Among her students were many of the best young pianists of the 1940s, 50s and 60s, including Van Cliburn, who arrived in her class in 1951. At the height of the Cold War in 1958, he was awarded the First Prize at the inaugural Tchaikovsky Competition in Moscow, becoming an instant worldwide celebrity and bringing international fame to his teacher. Other Lhévinne students include Martin Canin (her teaching assistant), James Levine (music director of the Metropolitan Opera), John Williams (composer and conductor of the Boston Pops Orchestra), the composer Judith Lang Zaimont, pianists John Browning, Walter Buczynski, Kun Woo Paik, Seth Carlin, Eduardo Delgado, Madeleine Forte, Edna Golandsky, Tong-Il Han, Anthony & Joseph Paratore, Daniel Pollack, Marcus Raskin, Misha Dichter, Edward Auer, Santos Ojeda, Joel Ryce-Menuhin, Garrick Ohlsson, Joseph William Fennimore, Hiroko Nakamura, Selma Epstein, Robelyn Schrade, Neal Larrabee, Jeffrey Biegel and many others including several present-day teachers at the Juilliard School.

===Performance===
In 1949 Mme. Lhévinne reconsidered her decision never to play in public as a soloist, and in her 70s and 80s she made a remarkable series of appearances, first in collaboration with the Juilliard String Quartet, and later in concertos at the Aspen Summer Music Festival. Her greatest moment as a soloist came in January 1963, aged 82, with her debut at the New York Philharmonic under conductor Leonard Bernstein playing Frédéric Chopin's Piano Concerto No. 1, a piece she had performed for her graduation from the Moscow Conservatory sixty-five years earlier. There are recordings of both the Chopin Concerto and Mozart's C major Concerto, K. 467.

==Death and legacy==
Madame Lhévinne continued to teach at Juilliard and at the University of Southern California in Los Angeles, where she died in 1976 at age 96.

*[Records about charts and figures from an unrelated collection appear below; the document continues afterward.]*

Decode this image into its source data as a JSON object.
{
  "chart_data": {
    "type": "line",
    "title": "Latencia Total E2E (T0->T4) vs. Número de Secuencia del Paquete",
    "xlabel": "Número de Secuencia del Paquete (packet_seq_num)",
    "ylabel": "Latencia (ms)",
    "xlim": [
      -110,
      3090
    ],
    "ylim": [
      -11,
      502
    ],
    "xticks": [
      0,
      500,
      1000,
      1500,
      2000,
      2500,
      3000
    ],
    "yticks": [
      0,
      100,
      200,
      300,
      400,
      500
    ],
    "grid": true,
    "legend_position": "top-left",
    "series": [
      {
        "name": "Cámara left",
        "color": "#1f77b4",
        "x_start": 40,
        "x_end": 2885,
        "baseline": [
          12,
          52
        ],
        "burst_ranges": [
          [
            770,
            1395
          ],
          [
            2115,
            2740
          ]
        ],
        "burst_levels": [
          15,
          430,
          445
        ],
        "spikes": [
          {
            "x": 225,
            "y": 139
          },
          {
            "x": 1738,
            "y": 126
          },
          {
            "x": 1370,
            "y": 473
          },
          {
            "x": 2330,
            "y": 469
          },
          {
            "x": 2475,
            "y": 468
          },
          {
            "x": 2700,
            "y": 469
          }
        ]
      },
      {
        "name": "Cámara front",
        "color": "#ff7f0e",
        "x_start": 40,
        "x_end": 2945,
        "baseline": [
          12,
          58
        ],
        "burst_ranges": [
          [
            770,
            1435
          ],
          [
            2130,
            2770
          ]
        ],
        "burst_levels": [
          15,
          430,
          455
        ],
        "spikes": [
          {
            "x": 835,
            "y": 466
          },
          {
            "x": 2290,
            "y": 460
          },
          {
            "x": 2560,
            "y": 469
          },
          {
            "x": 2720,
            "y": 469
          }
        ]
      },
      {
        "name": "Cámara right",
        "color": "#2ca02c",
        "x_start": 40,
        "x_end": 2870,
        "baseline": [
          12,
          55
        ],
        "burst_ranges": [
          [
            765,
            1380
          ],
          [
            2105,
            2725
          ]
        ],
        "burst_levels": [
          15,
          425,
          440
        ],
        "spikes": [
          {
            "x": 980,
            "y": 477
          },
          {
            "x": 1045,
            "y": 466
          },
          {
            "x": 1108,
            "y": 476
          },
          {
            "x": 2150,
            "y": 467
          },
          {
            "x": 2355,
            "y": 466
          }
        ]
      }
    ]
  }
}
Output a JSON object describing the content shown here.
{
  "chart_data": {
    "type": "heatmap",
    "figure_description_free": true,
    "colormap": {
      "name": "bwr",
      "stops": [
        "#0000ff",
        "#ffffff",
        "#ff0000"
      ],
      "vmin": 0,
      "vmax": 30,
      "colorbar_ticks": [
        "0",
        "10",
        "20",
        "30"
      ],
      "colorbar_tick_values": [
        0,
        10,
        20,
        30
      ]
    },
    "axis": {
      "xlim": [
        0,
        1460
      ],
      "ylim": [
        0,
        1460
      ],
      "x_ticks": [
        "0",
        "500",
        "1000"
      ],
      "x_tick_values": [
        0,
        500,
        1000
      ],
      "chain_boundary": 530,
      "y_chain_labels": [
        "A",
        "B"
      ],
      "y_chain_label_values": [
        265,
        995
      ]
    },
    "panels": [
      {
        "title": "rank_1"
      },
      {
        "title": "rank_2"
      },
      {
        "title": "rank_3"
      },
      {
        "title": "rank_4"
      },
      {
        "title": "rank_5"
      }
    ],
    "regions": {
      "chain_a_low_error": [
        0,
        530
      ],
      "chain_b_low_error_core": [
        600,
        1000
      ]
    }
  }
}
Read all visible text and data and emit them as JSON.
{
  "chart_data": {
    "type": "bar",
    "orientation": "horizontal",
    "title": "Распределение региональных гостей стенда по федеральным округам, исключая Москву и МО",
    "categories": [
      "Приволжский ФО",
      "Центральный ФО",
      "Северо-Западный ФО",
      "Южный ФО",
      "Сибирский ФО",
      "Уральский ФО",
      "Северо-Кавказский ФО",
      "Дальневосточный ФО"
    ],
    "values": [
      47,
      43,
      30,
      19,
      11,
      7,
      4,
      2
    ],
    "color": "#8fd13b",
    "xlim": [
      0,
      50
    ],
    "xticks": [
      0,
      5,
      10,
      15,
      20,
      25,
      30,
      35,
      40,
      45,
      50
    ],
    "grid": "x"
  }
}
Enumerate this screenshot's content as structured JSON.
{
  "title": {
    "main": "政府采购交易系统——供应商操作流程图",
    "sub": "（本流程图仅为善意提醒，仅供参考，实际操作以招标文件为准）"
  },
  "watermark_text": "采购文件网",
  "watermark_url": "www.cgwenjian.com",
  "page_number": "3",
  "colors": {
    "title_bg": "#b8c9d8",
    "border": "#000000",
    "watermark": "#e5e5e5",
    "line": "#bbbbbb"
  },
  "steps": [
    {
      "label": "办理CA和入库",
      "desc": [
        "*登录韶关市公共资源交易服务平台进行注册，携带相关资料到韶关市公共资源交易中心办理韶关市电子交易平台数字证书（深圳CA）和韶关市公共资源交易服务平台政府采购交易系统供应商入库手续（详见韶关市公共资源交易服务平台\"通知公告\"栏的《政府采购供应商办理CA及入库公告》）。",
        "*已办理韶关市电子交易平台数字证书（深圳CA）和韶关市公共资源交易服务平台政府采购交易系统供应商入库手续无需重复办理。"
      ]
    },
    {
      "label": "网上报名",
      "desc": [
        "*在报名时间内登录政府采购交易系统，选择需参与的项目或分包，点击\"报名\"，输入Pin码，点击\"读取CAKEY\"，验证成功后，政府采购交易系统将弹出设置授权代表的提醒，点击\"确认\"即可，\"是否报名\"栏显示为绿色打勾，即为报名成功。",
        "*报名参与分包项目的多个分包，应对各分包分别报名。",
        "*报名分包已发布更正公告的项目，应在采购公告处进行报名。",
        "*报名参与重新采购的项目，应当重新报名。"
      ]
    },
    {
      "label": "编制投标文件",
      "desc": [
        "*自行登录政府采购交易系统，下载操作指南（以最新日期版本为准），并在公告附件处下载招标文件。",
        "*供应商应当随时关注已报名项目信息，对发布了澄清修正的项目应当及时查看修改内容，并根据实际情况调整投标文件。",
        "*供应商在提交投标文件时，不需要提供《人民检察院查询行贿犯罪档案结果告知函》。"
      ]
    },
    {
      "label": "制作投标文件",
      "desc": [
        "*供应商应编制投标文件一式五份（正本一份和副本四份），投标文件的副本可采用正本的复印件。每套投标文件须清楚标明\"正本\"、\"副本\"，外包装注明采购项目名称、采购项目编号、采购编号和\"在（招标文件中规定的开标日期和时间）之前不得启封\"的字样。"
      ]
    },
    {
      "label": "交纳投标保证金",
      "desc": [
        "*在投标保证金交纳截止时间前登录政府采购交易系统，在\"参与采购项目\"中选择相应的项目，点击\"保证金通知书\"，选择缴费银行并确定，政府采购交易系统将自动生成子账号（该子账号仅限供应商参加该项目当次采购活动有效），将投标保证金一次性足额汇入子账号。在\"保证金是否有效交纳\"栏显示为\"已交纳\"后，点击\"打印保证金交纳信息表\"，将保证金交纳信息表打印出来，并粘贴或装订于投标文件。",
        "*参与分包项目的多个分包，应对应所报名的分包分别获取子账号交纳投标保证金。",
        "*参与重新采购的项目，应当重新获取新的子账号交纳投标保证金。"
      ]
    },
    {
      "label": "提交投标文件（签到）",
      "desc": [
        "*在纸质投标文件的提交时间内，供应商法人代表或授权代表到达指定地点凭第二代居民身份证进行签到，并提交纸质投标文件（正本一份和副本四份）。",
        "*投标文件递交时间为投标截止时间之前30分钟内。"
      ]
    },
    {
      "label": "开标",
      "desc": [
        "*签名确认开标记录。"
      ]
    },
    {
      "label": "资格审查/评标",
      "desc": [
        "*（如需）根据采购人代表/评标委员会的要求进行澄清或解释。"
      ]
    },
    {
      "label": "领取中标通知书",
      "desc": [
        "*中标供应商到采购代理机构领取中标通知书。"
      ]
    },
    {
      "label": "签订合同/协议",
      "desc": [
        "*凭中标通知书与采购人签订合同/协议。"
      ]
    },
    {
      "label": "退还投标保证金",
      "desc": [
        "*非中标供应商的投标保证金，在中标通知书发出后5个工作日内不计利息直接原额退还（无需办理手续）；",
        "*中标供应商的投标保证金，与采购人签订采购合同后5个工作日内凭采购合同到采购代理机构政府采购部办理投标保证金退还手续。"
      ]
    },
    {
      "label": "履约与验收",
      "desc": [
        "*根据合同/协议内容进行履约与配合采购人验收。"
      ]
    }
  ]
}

Just prior to her death, Robert K. Wallace published a book about the Lhévinnes entitled A Century of Music-Making: The Lives of Josef and Rosina Lhévinne, for which she was extensively interviewed.

In 2003, Madame Lhévinne's former student and assistant, Salome Ramras Arkatov, produced a documentary film, The Legacy of Rosina Lhévinne, which contains rare archival footage of Lhévinne's teaching and performing as well as interviews with a number of her former students.